The augmentation of gingerbread

Like every year, when Christmas is approaching FLORIS opens its treasure chest and reveals one of our chef’s secret recipes. This year it is not only delicious, but very practical.

We have all experienced this, the best Christmas cookies have vanished long before the holidays. The less popular soon serve more of a decoration purpose than a sweet toothed admirer. Here is a recipe that will make your last cookies move like hot cakes.

Let’s rum-ball!

What to do with your not so fresh and less popular Christmas cookies. We have a sweet idea – you need chocolate, marmalade, powdered sugar and grated coconut.

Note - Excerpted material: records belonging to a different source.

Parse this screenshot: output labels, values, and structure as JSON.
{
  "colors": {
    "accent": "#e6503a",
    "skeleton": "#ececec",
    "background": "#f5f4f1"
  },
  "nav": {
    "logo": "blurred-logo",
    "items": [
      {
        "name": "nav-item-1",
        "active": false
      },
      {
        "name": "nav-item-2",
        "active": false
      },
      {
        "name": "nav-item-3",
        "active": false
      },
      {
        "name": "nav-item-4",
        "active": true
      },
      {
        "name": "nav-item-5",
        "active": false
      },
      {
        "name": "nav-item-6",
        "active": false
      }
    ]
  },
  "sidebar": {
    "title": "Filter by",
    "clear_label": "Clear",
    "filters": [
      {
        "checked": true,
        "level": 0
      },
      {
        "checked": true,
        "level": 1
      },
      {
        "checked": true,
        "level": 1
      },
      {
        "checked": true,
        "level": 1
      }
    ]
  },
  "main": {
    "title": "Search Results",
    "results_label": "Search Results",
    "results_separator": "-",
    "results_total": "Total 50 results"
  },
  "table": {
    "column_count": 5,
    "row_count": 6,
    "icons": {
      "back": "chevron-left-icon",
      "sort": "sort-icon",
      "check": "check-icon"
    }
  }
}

For 10 rum-balls you need:

50 g white chocolate

50 g butter

450 g mix of Christmas cookies, gingerbread, etc.

50 g ground almonds

1 tbs orange marmalade

5-7 tbs brown rum

100 g grated coconut

about 4 tbs powdered sugar

large freezer bag

Break chocolate in pieces. Mix with butter and melt over low heat in a small pan. Put your mix of Christmas cookies in a large freezer bag. Close the bag and crush the contents with a rolling pin or sauce pan

In a bowl mix the cookie crumbs with your almonds, marmalade and rum (a dry cookie mix might need more rum than moist cookies). Then add the liquid chocolate butter and combine all.

Form about 10 apricot sized balls and chill them for at least 1 hour.

Mix coconut and powdered sugar and coat the balls with it in a bowl. Chilled they will keep for up to a week.